Numbers for the ‘little ones,’ from Chickadees to Wrens, were largely consistent with their recent trends: Black-capped Chickadee [1776, 104%], Chestnut-backed Chickadee [413, 110%], Bushtit [862, 86%], Ruby-crowned Kinglet [469, 136%], Red-breasted Nuthatch [207, 137%], Brown Creeper [100, 107%], Pacific Wren [246, 124%], Bewick’s Wren [293, 105%]. Of these, only one, Golden-crowned Kinglet [636, 63%] was down significantly.

Thrush numbers were strong overall.
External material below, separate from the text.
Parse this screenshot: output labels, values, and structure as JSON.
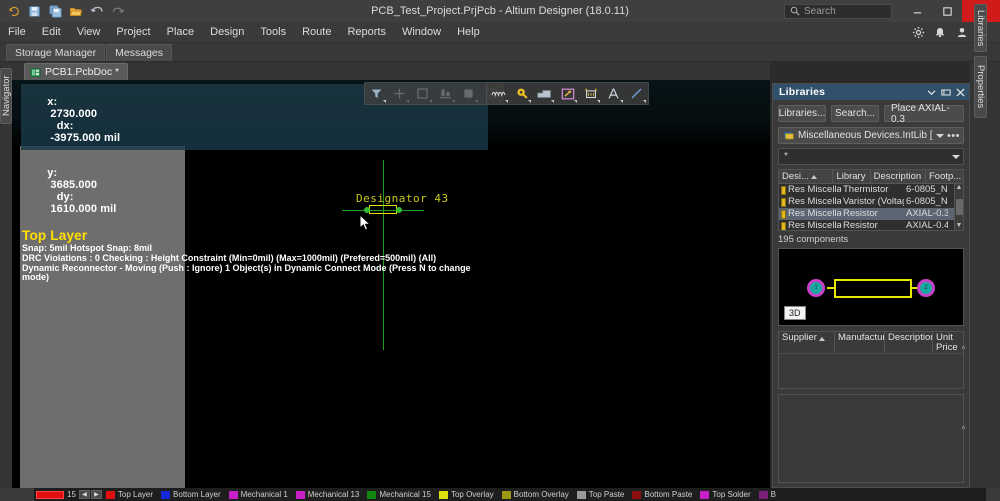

In addition to our one Townsend’s Solitaire, we also saw higher than usual Hermit Thrush [35, 302%] numbers, steady numbers for American Robin [2790, 103%], and high totals for Varied Thrush [192, 162%].

Sparrows showed up, with all nine species above average and three setting record high counts: Fox Sparrow [190, 136%], Dark-eyed Junco [2485, 158%], White-crowned Sparrow [102, 145%], Golden-crowned Sparrow* [373, 162%], White-throated Sparrow [4, 110%], Savannah Sparrow [2, only the 5th time in 20 years they’ve been found], Song Sparrow* [1230, 142%], Lincoln’s Sparrow [16, 107%] and Spotted Towhee* [518, 167%].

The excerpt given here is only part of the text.